On December 21 2012, Dr. Emily Wang, Assistant Professor in the Department of Medicine at the Yale School of Medicine and the Associate Director of the Transitions Clinic Network, posted a piece in The American Prospect about the plight of Carla, a convicted felon who had recently been released from prison. Carla showed up at Dr. Wang’s office in tears. She had been doing well since her release from prison. She was drug-free, had regained custody of her children, and enrolled in a local community college.

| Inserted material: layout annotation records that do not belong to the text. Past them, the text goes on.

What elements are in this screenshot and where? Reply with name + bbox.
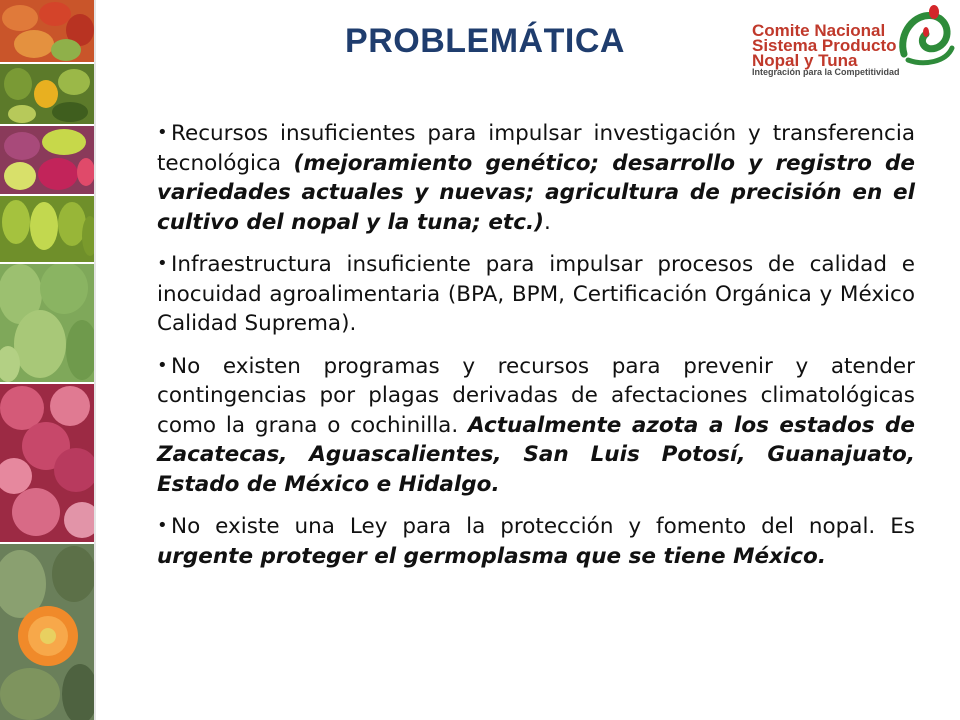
bullet-emphasis: (mejoramiento genético; desarrollo y registro de variedades actuales y nuevas; agricultura de precisión en el cultivo del nopal y la tuna; etc.) [157, 150, 915, 235]
logo-line-1: Comite Nacional [752, 21, 886, 40]
bullet-item [157, 351, 915, 500]
bullet-text-after: . [543, 209, 551, 235]
logo-tagline: Integración para la Competitividad [752, 67, 900, 77]
bullet-item [157, 249, 915, 339]
bullet-emphasis: Actualmente azota a los estados de Zacatecas, Aguascalientes, San Luis Potosí, Guanajuato, Estado de México e Hidalgo. [157, 412, 915, 497]
bullet-dot: • [157, 515, 168, 536]
logo-line-2: Sistema Producto [752, 36, 897, 55]
bullet-item [157, 511, 915, 571]
nopal-pads-photo [0, 264, 94, 382]
red-tuna-fruits-photo [0, 0, 94, 62]
bullet-emphasis: urgente proteger el germoplasma que se tiene México. [157, 543, 826, 569]
cactus-flower-photo [0, 544, 94, 720]
cactus-swirl-icon [894, 4, 956, 68]
bullet-dot: • [157, 122, 168, 143]
page-title: PROBLEMÁTICA [345, 22, 625, 60]
bullet-dot: • [157, 354, 168, 376]
bullet-text: No existen programas y recursos para prevenir y atender contingencias por plagas derivadas de afectaciones climatológicas como la grana o cochinilla. [157, 353, 915, 438]
pink-tuna-fruits-photo [0, 384, 94, 542]
bullet-item [157, 118, 915, 237]
bullet-list [157, 118, 915, 583]
photo-strip [0, 0, 94, 720]
green-tuna-fruits-photo [0, 196, 94, 262]
bullet-text: Recursos insuficientes para impulsar investigación y transferencia tecnológica [157, 121, 915, 176]
organization-logo [748, 4, 956, 76]
yellow-tuna-fruits-photo [0, 64, 94, 124]
bullet-dot: • [157, 253, 168, 274]
mixed-tuna-fruits-photo [0, 126, 94, 194]
bullet-text: Infraestructura insuficiente para impulsar procesos de calidad e inocuidad agroalimentaria (BPA, BPM, Certificación Orgánica y México Calidad Suprema). [157, 252, 915, 336]
logo-line-3: Nopal y Tuna [752, 51, 858, 70]
bullet-text: No existe una Ley para la protección y fomento del nopal. Es [171, 514, 915, 539]
strip-divider [94, 0, 96, 720]
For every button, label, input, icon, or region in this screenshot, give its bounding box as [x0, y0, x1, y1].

Things were looking great for Carla, so why was she upset? In spite of a diligent job search, her felony conviction has made it virtually impossible to find even an entry-level job, and she can’t feed her children because she has no money and is not eligible for food stamps. Is it because she’s a felon? Not exactly. If Carla were a murderer or a rapist, she’d qualify for food stamps. But because she was convicted of possession of marijuana at the age of 20, she is ineligible for state assistance via the SNAP (food stamp) program.
32 states ban people with drug felony convictions from receiving food stamps. The U.S. Department of Agriculture says that nine states have a lifetime ban for food stamp eligibility for drug felony convictions, and 23 states have a partial ban. Partial bans permit eligibility for people convicted of “possession” or who are enrolled in a drug treatment program. People who were convicted of selling drugs are completely ineligible.